DNS is one of the most fundamental systems on the internet. Being nearly as old as the IP address itself, it was designed for maximum resiliency through distribution and redundancy.
Since the issues at the end of October that caused massive outages after Dyn was attacked, several people want to know if all providers are now vulnerable as single-points-of-failure in another coordinated attack?
My shortest answer is "less now than ever," actually, but of course, it's not that simple. Like I said before, the technical design for domain name services is robustness in large distributed systems, but whenever you rely on any one service provider for services they are indeed a single point of failure.
We have experience with large DDoS attacks and are aware of the failures they can cause. Like pretty much any other DNS provider, we have experienced attacks in the past. We try to do as much as possible to mitigate any failures internally or externally. When you access ns1.dnsimple.com, there are five data centers across the world that answer that call, based on BGP best routing. In each of those data centers, there are multiple boxes that reply for that single address as well, allowing us to do maintenance or have internal machine outages without impacting name resolution at all. This is the same methodology the root DNS servers use to maintain full uptime. We also use a front layer DNS caching system to help absorb large amounts of our traffic burst load. Even with all this, I hesitate to say we are immune to outages from threats these days.
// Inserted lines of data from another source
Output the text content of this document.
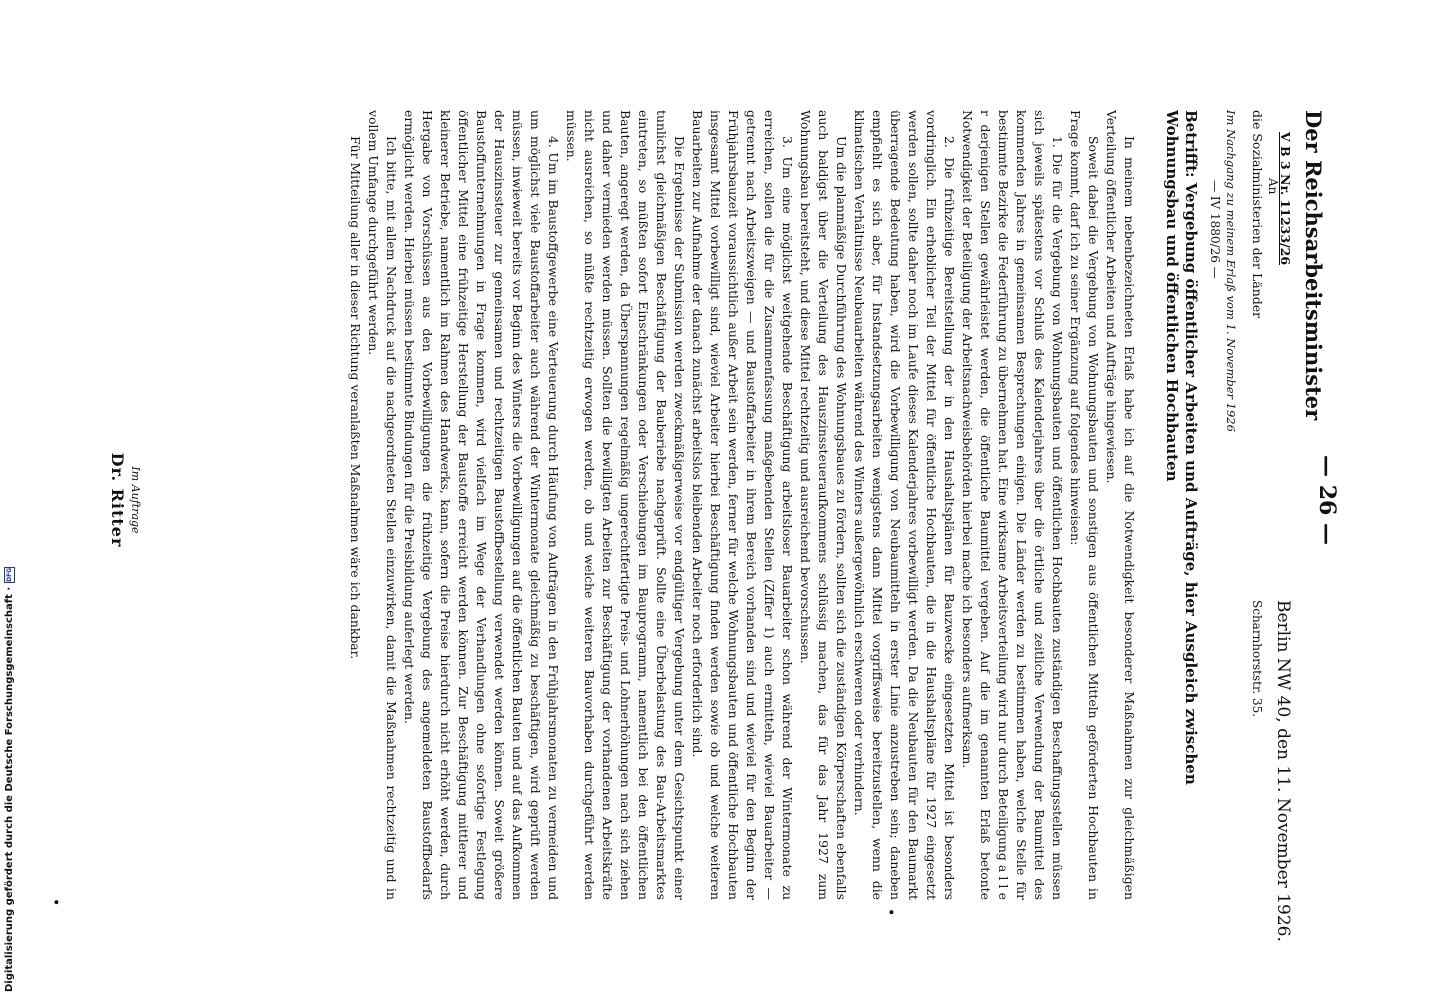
— 26 —
Der Reichsarbeitsminister
V B 3 Nr. 11233/26
Berlin NW 40, den 11. November 1926.
Scharnhorststr. 35.
An
die Sozialministerien der Länder
Im Nachgang zu meinem Erlaß vom 1. November 1926
— IV 1880/26 —
Betrifft: Vergebung öffentlicher Arbeiten und Aufträge, hier Ausgleich zwischen Wohnungsbau und öffentlichen Hochbauten

In meinem nebenbezeichneten Erlaß habe ich auf die Notwendigkeit besonderer Maßnahmen zur gleichmäßigen Verteilung öffentlicher Arbeiten und Aufträge hingewiesen.

Soweit dabei die Vergebung von Wohnungsbauten und sonstigen aus öffentlichen Mitteln geförderten Hochbauten in Frage kommt, darf ich zu seiner Ergänzung auf folgendes hinweisen:

1. Die für die Vergebung von Wohnungsbauten und öffentlichen Hochbauten zuständigen Beschaffungsstellen müssen sich jeweils spätestens vor Schluß des Kalenderjahres über die örtliche und zeitliche Verwendung der Baumittel des kommenden Jahres in gemeinsamen Besprechungen einigen. Die Länder werden zu bestimmen haben, welche Stelle für bestimmte Bezirke die Federführung zu übernehmen hat. Eine wirksame Arbeitsverteilung wird nur durch Beteiligung a l l e r derjenigen Stellen gewährleistet werden, die öffentliche Baumittel vergeben. Auf die im genannten Erlaß betonte Notwendigkeit der Beteiligung der Arbeitsnachweisbehörden hierbei mache ich besonders aufmerksam.

2. Die frühzeitige Bereitstellung der in den Haushaltsplänen für Bauzwecke eingesetzten Mittel ist besonders vordringlich. Ein erheblicher Teil der Mittel für öffentliche Hochbauten, die in die Haushaltspläne für 1927 eingesetzt werden sollen, sollte daher noch im Laufe dieses Kalenderjahres vorbewilligt werden. Da die Neubauten für den Baumarkt überragende Bedeutung haben, wird die Vorbewilligung von Neubaumitteln in erster Linie anzustreben sein; daneben empfiehlt es sich aber, für Instandsetzungsarbeiten wenigstens dann Mittel vorgriffsweise bereitzustellen, wenn die klimatischen Verhältnisse Neubauarbeiten während des Winters außergewöhnlich erschweren oder verhindern.

Um die planmäßige Durchführung des Wohnungsbaues zu fördern, sollten sich die zuständigen Körperschaften ebenfalls auch baldigst über die Verteilung des Hauszinssteueraufkommens schlüssig machen, das für das Jahr 1927 zum Wohnungsbau bereitsteht, und diese Mittel rechtzeitig und ausreichend bevorschussen.

3. Um eine möglichst weitgehende Beschäftigung arbeitsloser Bauarbeiter schon während der Wintermonate zu erreichen, sollen die für die Zusammenfassung maßgebenden Stellen (Ziffer 1) auch ermitteln, wieviel Bauarbeiter — getrennt nach Arbeitszweigen — und Baustoffarbeiter in ihrem Bereich vorhanden sind und wieviel für den Beginn der Frühjahrsbauzeit voraussichtlich außer Arbeit sein werden, ferner für welche Wohnungsbauten und öffentliche Hochbauten insgesamt Mittel vorbewilligt sind, wieviel Arbeiter hierbei Beschäftigung finden werden sowie ob und welche weiteren Bauarbeiten zur Aufnahme der danach zunächst arbeitslos bleibenden Arbeiter noch erforderlich sind.

Die Ergebnisse der Submission werden zweckmäßigerweise vor endgültiger Vergebung unter dem Gesichtspunkt einer tunlichst gleichmäßigen Beschäftigung der Bauberiebe nachgeprüft. Sollte eine Überbelastung des Bau-Arbeitsmarktes eintreten, so müßten sofort Einschränkungen oder Verschiebungen im Bauprogramm, namentlich bei den öffentlichen Bauten, angeregt werden, da Überspannungen regelmäßig ungerechtfertigte Preis- und Lohnerhöhungen nach sich ziehen und daher vermieden werden müssen. Sollten die bewilligten Arbeiten zur Beschäftigung der vorhandenen Arbeitskräfte nicht ausreichen, so müßte rechtzeitig erwogen werden, ob und welche weiteren Bauvorhaben durchgeführt werden müssen.

4. Um im Baustoffgewerbe eine Verteuerung durch Häufung von Aufträgen in den Frühjahrsmonaten zu vermeiden und um möglichst viele Baustoffarbeiter auch während der Wintermonate gleichmäßig zu beschäftigen, wird geprüft werden müssen, inwieweit bereits vor Beginn des Winters die Vorbewilligungen auf die öffentlichen Bauten und auf das Aufkommen der Hauszinssteuer zur gemeinsamen und rechtzeitigen Baustoffbestellung verwendet werden können. Soweit größere Baustoffunternehmungen in Frage kommen, wird vielfach im Wege der Verhandlungen ohne sofortige Festlegung öffentlicher Mittel eine frühzeitige Herstellung der Baustoffe erreicht werden können. Zur Beschäftigung mittlerer und kleinerer Betriebe, namentlich im Rahmen des Handwerks, kann, sofern die Preise hierdurch nicht erhöht werden, durch Hergabe von Vorschüssen aus den Vorbewilligungen die frühzeitige Vergebung des angemeldeten Baustoffbedarfs ermöglicht werden. Hierbei müssen bestimmte Bindungen für die Preisbildung auferlegt werden.

Ich bitte, mit allem Nachdruck auf die nachgeordneten Stellen einzuwirken, damit die Maßnahmen rechtzeitig und in vollem Umfange durchgeführt werden.

Für Mitteilung aller in dieser Richtung veranlaßten Maßnahmen wäre ich dankbar.

Im Auftrage
Dr. Ritter
•
•
Digitalisierung gefördert durch die Deutsche Forschungsgemeinschaft ·
DFG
Resilient, yes, but not immune.
This is why we offer AXFR transfers to other DNS providers as a backup, so you can use
NS4 with DNSimple and use up to nine other name servers with another provider. There is also a way to use DNSimple as a secondary, but it doesn't use AXFR. I think that splitting your services across multiple providers is the only way really to be sure to maximize your uptime. If you only use one hosting platform (Heroku for example) they are another single point of failure and if they go down so will your website. Just like in the past when Amazon has had major failures, the cascading effect is huge when core players that are heavily relied upon have outages.
If you really want to maximize things you could even configure a custom setup that used up to 13 different ns servers with a large variety of providers but I think that could become very difficult to manage. There is a lot of computer system engineering theory on scalability and uptime, but the short of it is you need to weigh the value of your product against the cost of different levels of redundancy.
This type of attack used is far from new, in fact, long-time customers of ours will remember when we were DDoSed last. It's the reason we've spent a lot of time and resources to make sure we are as robust as possible. The fact that so many large players were affected by a single company's attack is not something any of us are happy about, and we hope it helps bring to light the importance of having as many redundancies as possible, not just in your own infrastructure, but also in the providers that you use.